Net sales of US$210.7 million for the three months ended March 31, 2020, increased US$5.0 million, or 2%, as compared to the three months ended March 31, 2019. Animal Health increased US$9.8 million, while Mineral Nutrition and Performance Products declined US$4.5 million and US$0.3 million, respectively.
Net sales of US$139.0 million for the three months ended March 31, 2020, increased US$9.8 million, or 8%. Net sales of MFAs and other declined US$1.4 million, or 2%, as increased demand from poultry and cattle customers in the US and Latin America were offset by reduced volumes in China due to African Swine Fever and regulatory changes that took effect January 1, 2020. Net sales of nutritional specialty products grew US$6.4 million, or 23%, due to growth of domestic poultry and dairy products and the recent Osprey acquisition, which accounted for approximately half of the nutritional specialties sales growth. Net sales of vaccines increased US$4.8 million, or 28%, driven by strong international demand for poultry vaccines and growth in adjuvant sales.

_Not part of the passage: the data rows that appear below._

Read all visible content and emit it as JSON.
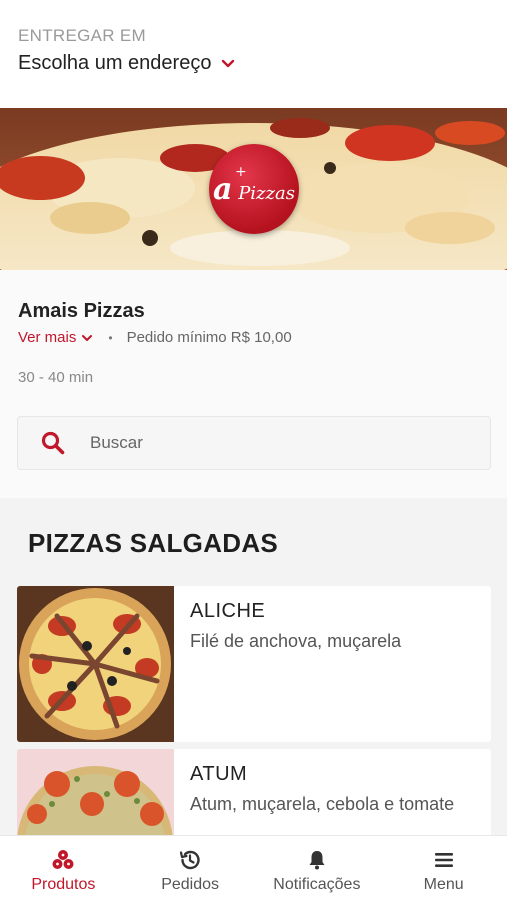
{
  "header": {
    "deliver_label": "ENTREGAR EM",
    "address_label": "Escolha um endereço"
  },
  "store": {
    "logo_text": "Pizzas",
    "logo_letter": "a",
    "logo_plus": "+",
    "name": "Amais Pizzas",
    "see_more": "Ver mais",
    "separator": "•",
    "min_order": "Pedido mínimo R$ 10,00",
    "delivery_time": "30 - 40 min"
  },
  "search": {
    "placeholder": "Buscar"
  },
  "catalog": {
    "section_title": "PIZZAS SALGADAS",
    "products": [
      {
        "name": "ALICHE",
        "description": "Filé de anchova, muçarela"
      },
      {
        "name": "ATUM",
        "description": "Atum, muçarela, cebola e tomate"
      }
    ]
  },
  "bottom_nav": {
    "items": [
      {
        "label": "Produtos",
        "icon": "pizza-slices-icon",
        "active": true
      },
      {
        "label": "Pedidos",
        "icon": "history-icon",
        "active": false
      },
      {
        "label": "Notificações",
        "icon": "bell-icon",
        "active": false
      },
      {
        "label": "Menu",
        "icon": "hamburger-menu-icon",
        "active": false
      }
    ]
  },
  "colors": {
    "accent": "#c0172b",
    "text": "#222222",
    "muted": "#888888",
    "section_bg": "#f3f3f3"
  }
}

Net sales of $56.2 million for the three months ended March 31, 2020, decreased US$4.5 million, or 7%, due to lower average selling prices, partially offset by increased overall unit volume. The decline in average selling prices is correlated with the movement of the underlying raw material costs.
Net sales of $15.6 million for the three months ended March 31, 2020, decreased US$0.3 million, or 2%, driven by lower volumes of ingredients for personal care products.
Gross profit of $69.6 million for the three months ended March 31, 2020, increased US$4.7 million, or 7%, as compared to the three months ended March 31, 2019. Gross profit increased to 33.0% of net sales for the three months ended March 31, 2020, as compared to 31.5% for the three months ended March 31, 2019.
Animal Health gross profit increased US$5.4 million due to volume growth in nutritional specialty and vaccine products, partially offset by lower volume in MFAs and other. Favourable product mix contributed to an improved gross profit ratio compared to the prior year. Mineral Nutrition gross profit decreased US$0.8 million, as the decline in average selling prices and favourable product mix more than offset lower raw material costs. Performance Products gross profit increased US$0.1 million.
Selling, general and administrative expenses ("SG&A") of US$48.2 million for the three months ended March 31, 2020, increased US$5.9 million, or 14%, as compared to the three months ended March 31, 2019.
Animal Health SG&A increased US$5 million, due to increased investments in product development and marketing costs, the effect of the Osprey acquisition and increased variable compensation. Mineral Nutrition SG&A increased US$0.5 million due to employee-related costs. Performance Products SG&A increased US$0.1 million. Corporate expenses increased US$0.3 million due to increased public company costs.